Seventy-two days after walking out of school and down the street instead of taking her usual bus home, Tanvi Marupally was found almost 1,000 miles away from Conway in Tampa, Florida.
On Wednesday, March 29, the community was shocked by the news that 15-year-old Marupally had been found, alive and unharmed.
After two months of community-led efforts to find the missing teen and to push her name, story and photos out to the public, River Watson, a Florida resident, spotted Marupally in a public library in Tampa on March 28. Watson recognized her from a photo on the National Center for Missing and Exploited Children’s Instagram page.

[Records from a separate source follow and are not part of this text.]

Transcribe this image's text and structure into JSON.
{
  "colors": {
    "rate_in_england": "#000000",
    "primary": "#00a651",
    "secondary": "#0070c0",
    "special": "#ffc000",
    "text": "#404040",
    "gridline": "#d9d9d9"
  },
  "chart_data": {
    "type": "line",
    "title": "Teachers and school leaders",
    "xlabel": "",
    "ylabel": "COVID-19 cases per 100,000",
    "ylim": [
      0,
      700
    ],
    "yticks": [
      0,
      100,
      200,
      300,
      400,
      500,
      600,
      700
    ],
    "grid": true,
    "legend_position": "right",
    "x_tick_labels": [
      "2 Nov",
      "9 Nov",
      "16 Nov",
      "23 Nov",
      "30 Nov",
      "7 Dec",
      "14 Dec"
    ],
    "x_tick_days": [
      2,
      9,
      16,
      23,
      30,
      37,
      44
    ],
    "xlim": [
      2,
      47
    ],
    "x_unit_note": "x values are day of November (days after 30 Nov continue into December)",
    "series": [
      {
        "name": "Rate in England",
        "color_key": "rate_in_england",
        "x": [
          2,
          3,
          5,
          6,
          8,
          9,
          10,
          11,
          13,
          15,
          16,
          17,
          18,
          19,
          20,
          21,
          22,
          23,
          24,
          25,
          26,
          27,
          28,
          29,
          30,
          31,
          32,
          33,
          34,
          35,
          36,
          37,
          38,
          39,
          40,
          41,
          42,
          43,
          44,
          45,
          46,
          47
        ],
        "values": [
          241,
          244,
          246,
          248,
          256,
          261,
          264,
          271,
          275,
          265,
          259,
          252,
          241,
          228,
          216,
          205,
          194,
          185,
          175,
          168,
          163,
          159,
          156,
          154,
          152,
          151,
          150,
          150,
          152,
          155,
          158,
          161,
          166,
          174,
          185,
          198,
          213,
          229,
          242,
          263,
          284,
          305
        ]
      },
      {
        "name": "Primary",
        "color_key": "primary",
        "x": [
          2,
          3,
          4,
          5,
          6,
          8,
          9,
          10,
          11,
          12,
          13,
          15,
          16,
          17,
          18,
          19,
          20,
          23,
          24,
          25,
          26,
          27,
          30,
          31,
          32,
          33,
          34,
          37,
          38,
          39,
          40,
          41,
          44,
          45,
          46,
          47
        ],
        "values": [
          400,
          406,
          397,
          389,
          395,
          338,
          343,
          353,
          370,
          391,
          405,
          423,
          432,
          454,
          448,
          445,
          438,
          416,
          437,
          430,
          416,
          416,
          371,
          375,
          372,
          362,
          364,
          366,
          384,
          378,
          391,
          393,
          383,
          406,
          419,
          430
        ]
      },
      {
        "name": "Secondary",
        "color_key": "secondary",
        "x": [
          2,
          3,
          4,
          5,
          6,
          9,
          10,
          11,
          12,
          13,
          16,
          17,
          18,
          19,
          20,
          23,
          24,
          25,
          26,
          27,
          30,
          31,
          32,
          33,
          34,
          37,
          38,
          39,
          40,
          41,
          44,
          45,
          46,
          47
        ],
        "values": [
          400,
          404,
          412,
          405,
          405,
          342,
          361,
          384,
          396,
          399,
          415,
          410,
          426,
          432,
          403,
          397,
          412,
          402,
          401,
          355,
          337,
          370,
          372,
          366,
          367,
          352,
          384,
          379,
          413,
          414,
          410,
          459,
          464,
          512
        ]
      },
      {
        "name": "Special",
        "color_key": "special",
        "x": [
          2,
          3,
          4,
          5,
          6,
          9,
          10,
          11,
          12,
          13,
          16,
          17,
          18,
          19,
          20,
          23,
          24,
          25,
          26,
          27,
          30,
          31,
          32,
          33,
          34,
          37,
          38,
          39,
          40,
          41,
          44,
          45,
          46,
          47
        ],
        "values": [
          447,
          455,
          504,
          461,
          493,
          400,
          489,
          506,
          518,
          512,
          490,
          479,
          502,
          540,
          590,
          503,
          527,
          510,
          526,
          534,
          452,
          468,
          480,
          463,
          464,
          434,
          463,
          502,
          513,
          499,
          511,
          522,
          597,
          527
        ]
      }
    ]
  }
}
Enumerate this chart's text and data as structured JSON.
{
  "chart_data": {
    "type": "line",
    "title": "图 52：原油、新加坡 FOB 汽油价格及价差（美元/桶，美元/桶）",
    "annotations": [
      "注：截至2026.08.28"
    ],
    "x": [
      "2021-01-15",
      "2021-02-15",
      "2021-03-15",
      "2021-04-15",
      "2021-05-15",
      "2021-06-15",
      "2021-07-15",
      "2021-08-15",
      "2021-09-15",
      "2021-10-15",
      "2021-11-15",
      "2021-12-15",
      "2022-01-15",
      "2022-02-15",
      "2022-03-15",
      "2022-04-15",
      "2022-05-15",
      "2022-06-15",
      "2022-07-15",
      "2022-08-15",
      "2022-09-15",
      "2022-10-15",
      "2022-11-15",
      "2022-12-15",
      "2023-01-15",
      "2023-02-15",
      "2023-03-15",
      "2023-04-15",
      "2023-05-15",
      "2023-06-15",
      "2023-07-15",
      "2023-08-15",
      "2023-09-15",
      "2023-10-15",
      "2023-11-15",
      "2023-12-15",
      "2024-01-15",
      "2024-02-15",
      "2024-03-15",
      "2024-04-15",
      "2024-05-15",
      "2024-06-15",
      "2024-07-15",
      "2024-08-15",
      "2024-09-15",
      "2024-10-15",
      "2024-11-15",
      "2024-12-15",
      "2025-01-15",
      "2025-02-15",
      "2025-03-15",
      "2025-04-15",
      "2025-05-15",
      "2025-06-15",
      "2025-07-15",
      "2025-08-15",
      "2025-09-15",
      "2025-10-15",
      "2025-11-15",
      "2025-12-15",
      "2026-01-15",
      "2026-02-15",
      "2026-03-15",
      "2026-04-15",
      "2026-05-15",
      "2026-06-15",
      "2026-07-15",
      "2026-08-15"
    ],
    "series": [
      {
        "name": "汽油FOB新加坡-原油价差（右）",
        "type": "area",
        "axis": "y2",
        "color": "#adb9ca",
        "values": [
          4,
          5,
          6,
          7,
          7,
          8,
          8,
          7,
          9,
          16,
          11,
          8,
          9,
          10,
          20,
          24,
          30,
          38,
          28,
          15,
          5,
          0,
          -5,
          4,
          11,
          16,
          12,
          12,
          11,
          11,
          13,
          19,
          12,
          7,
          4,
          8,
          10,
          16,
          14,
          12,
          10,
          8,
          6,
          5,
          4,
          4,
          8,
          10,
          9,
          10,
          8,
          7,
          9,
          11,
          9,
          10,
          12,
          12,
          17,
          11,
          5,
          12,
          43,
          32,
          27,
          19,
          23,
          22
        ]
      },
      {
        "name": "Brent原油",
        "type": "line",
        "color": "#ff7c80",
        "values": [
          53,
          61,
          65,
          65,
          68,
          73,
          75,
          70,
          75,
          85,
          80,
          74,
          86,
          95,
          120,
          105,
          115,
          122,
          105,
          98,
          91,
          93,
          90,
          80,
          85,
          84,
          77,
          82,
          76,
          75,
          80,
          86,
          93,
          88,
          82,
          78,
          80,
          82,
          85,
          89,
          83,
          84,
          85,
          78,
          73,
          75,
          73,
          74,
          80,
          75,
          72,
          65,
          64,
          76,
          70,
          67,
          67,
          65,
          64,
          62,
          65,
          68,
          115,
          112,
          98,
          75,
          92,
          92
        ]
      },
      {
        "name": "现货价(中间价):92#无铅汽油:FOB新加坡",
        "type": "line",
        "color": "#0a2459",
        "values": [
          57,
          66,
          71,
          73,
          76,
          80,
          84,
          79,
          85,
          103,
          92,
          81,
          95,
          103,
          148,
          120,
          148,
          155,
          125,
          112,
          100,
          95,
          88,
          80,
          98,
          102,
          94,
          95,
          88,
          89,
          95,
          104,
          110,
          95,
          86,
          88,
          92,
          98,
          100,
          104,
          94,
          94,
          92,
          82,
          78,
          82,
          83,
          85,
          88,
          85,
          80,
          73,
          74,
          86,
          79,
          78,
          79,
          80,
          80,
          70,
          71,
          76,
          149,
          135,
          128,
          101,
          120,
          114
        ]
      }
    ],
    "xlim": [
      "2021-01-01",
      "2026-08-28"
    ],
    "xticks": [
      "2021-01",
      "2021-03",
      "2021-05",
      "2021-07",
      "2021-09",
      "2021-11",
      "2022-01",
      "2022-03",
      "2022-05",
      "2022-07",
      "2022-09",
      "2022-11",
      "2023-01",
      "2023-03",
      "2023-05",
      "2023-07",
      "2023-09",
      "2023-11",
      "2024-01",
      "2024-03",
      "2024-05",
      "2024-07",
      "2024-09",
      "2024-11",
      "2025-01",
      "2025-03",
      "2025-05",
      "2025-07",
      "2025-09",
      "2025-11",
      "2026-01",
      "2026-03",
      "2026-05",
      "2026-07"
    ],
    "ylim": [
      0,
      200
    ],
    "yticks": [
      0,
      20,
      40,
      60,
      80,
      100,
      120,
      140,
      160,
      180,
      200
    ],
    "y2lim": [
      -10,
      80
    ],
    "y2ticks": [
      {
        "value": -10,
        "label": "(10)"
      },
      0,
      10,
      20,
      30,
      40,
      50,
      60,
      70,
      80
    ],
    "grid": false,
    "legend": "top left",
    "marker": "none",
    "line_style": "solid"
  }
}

Watson took a photo of her and sent it to the same Instagram page from which he initially recognized her, and from there, authorities handled confirming her identity and getting her back home.
“You’ve heard many times over the years, ‘If you see something, say something,’ and this is the perfect example of that,” Conway Police Chief William Tapley said at a March 30 news conference.
By early Wednesday morning, March 29, the Conway Police Department had been notified someone matching Marupally’s description was spotted in Tampa, and they contacted the U.S. Marshals Service and the Tampa Police Department.
In what Tapley said was “a case of sheer luck,” when Tampa police went to the library to review security camera footage, Marupally returned.
Tapley said upon being spotted and approached by Tampa police, Marupally immediately identified herself. Tampa police took her into protective custody for further questioning, asking her questions only she would know the answer to, to confirm her identity.
The Conway Police Department notified Marupally’s family and made arrangements to get her back home as soon as possible.
“Today is a good day, Tanvi Marupally is at home with her family, where she should be,” Tapley said at the press conference.
Despite being found in Tampa, Marupally spent most of the two months she was missing in Kansas City, Missouri.
Tapley said on Jan. 17, when Marupally walked down Davis Street instead of taking her school bus, she walked to the train tracks. She spent the rest of that day and the entire night following the tracks until she found a train she could get on, which she rode into Kansas City.
U.S. Deputy Marshal Jeremy Hammons of the Eastern Arkansas Fugitive Task Force helped with Marupally’s case. He said the Marshals Service helps with missing child cases as of 2015.
Hammons said at the news conference he was told from the beginning that Marupally was resourceful, but he was still “absolutely astonished” she made her trek safely.
“I had no idea I was dealing with a little Rambo here,” he said.
In Kansas City, Marupally found a homeless shelter where she checked in under a fake identity, and stayed for two months. Tapley said she got to Tampa by taking a bus, and upon arrival, found an abandoned property where she lived before being found.
At the library, Marupally had been using the computers to search for jobs through Craigslist in order to earn some cash. She had a working phone with her when authorities found her, but it was unclear where she got the phone from, as she did not have one when she went missing from Conway Junior High School in January.
The Conway Police Department believes the stress of the chance of her family being deported is why Marupally might have run away from home. Tapley said that, other than knowing the teen walked north on Davis Street on the afternoon of Jan. 17, they had no other viable information about her whereabouts over the past two months.
Tapley said the lack of information about where she may have been was the reason why a news conference wasn’t held earlier in her disappearance. He explained that because she was considered a runaway and was not kidnapped, they could not send out an Amber Alert, but assured the community the department worked continuously on her case, even if it was behind closed doors.
While several groups were involved in aiding in Marupally’s safe return, one specific community member has been an outspoken advocate for her case.
Conway resident Jenny Wallace has spent much of her time over the last two months working tirelessly to push Marupally’s story to as many people as possible.
“I became an advocate for Tanvi and her family when I realized very little of anything had been done the first two weeks she was missing. When I knocked on doors on the street she was missing on and none of the people I spoke to knew there was a child missing. On day 13, I knew that if this child was going to come home, the community was going to have to be involved,” Wallace said.
Despite the time that had passed with little to no leads where Marupally might be, and not knowing her or her family prior to her disappearance, Wallace said she vowed to never stop searching for her, advocating for her and supporting her family.
Marupally turned 15 just days before being found. To honor her birthday, Wallace, Marupally’s family and other community members held a celebration and planted a tree in her honor at the Faulkner County Library in Conway.
“I think she’s going to love the tree we planted for her. She was found in a library … we planted the tree at her library,” Wallace said.